I’m reminded of a scene in the Jack Nicholson/Marlon Brando western The Missouri Breaks, in which the local self-appointed judge is sentencing a horse thief to death. The judge asks the thief if he has any last words and, life on the prairie being drab, suggests that the rustler make those last words colorful. The horse thief is game, and gives a lively speech in which he says he has no regrets for his devil-may-care criminal ways. The townsfolk are suitably amused, and then they hang him.
The judge’s request, and the horse thief’s response, are pretty much how I view the State of Jefferson movement. I like it, if for nothing other than its entertainment value.
Like many of you, I’ve watched with bemused detachment as North State boards of supervisors and city councils—with as much faux-earnestness as they can muster while facing a sizable cohort of riled-up constituents—tilt at a windmill called Liberal California.

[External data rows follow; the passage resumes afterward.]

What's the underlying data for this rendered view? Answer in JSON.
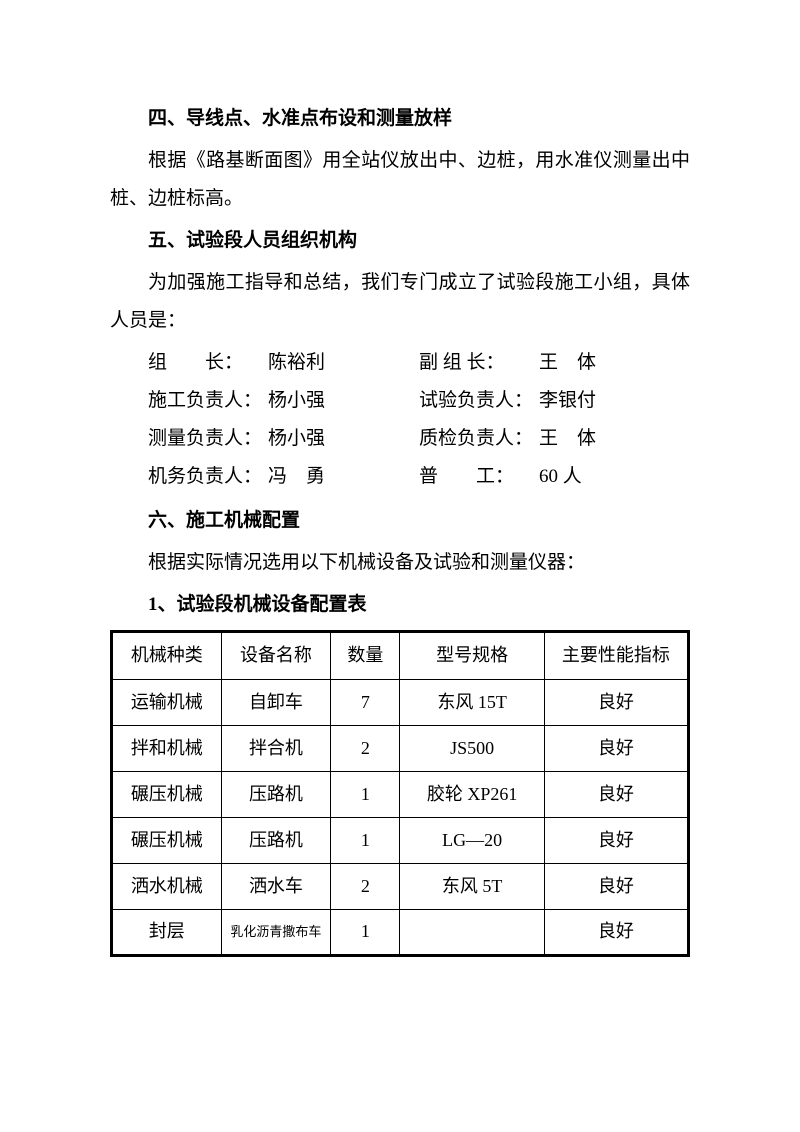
{
  "section4": {
    "heading": "四、导线点、水准点布设和测量放样",
    "body": "根据《路基断面图》用全站仪放出中、边桩，用水准仪测量出中桩、边桩标高。"
  },
  "section5": {
    "heading": "五、试验段人员组织机构",
    "body": "为加强施工指导和总结，我们专门成立了试验段施工小组，具体人员是：",
    "personnel": [
      {
        "l_label": "组　　长：",
        "l_value": "陈裕利",
        "r_label": "副 组 长：",
        "r_value": "王　体"
      },
      {
        "l_label": "施工负责人：",
        "l_value": "杨小强",
        "r_label": "试验负责人：",
        "r_value": "李银付"
      },
      {
        "l_label": "测量负责人：",
        "l_value": "杨小强",
        "r_label": "质检负责人：",
        "r_value": "王　体"
      },
      {
        "l_label": "机务负责人：",
        "l_value": "冯　勇",
        "r_label": "普　　工：",
        "r_value": "60 人"
      }
    ]
  },
  "section6": {
    "heading": "六、施工机械配置",
    "body": "根据实际情况选用以下机械设备及试验和测量仪器：",
    "sub": "1、试验段机械设备配置表",
    "table": {
      "headers": [
        "机械种类",
        "设备名称",
        "数量",
        "型号规格",
        "主要性能指标"
      ],
      "rows": [
        [
          "运输机械",
          "自卸车",
          "7",
          "东风 15T",
          "良好"
        ],
        [
          "拌和机械",
          "拌合机",
          "2",
          "JS500",
          "良好"
        ],
        [
          "碾压机械",
          "压路机",
          "1",
          "胶轮 XP261",
          "良好"
        ],
        [
          "碾压机械",
          "压路机",
          "1",
          "LG—20",
          "良好"
        ],
        [
          "洒水机械",
          "洒水车",
          "2",
          "东风 5T",
          "良好"
        ],
        [
          "封层",
          "乳化沥青撒布车",
          "1",
          "",
          "良好"
        ]
      ]
    }
  }
}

Several local governments have even passed resolutions to endorse or study seceding from California to form the State of Jefferson.
Hey, I get it. What red-blooded American boy doesn’t want his very own treehouse, clubhouse, or fort? A space where he and his buddies get to set the rules; a space defended from outsiders with sacred oaths, secret passwords, slingshots and BB guns. Plenty of time to spend flipping through comic books and the occasional Playboy swiped from Dad’s collection. (If you think I’m being dismissive, reconsider. Man, how I yearn to be that kid in the treehouse again.)
The Jefferson proponents have articulated their reasons for wanting to part ways with the liberals who call the moves at the square dance in Sacramento, and I’m not going to take issue with any of those reasons. If you’re conservative, like most of my local buddies, you think most of what goes on in Sactown is bat-shit crazy. A deep moat somewhere to the south—just in front of a sign that reads “Welcome to Jefferson”—clearly holds enormous appeal for many North State residents.
Doubters argue that seceding would be a Pyrrhic victory. (You Cal and Stanford alumni know what that means; for my fellow UCD Aggies, that’s a victory whose costs are so enormous that it actually equals defeat.) They say that Shasta County and all of the surrounding counties are revenue vacuums and that Sacramento sends much more money our way than we send back in the form of taxes and fees. In the absence of the subsidies we receive from the rest of California, the doubters predict immediate and disabling budget crises that would cause Jefferson to crash and burn on takeoff.
Jefferson proponents respond, “Not so! We’ll unleash the private sector from California’s burdensome regulations! Businesses will flourish and revenues will skyrocket! Plus, we’ll cut a whole bunch of needless spending! We’ll be in the black before you can say ‘gee whiz!’” There’s no dispelling that type of optimism, and why would anyone want to?
Skeptics probably argued that waving goodbye to the British monarchy would be economically disastrous, but the optimists won, and it’s worked out rather well for the United States in the long run, with a few trips into the ditch along the way.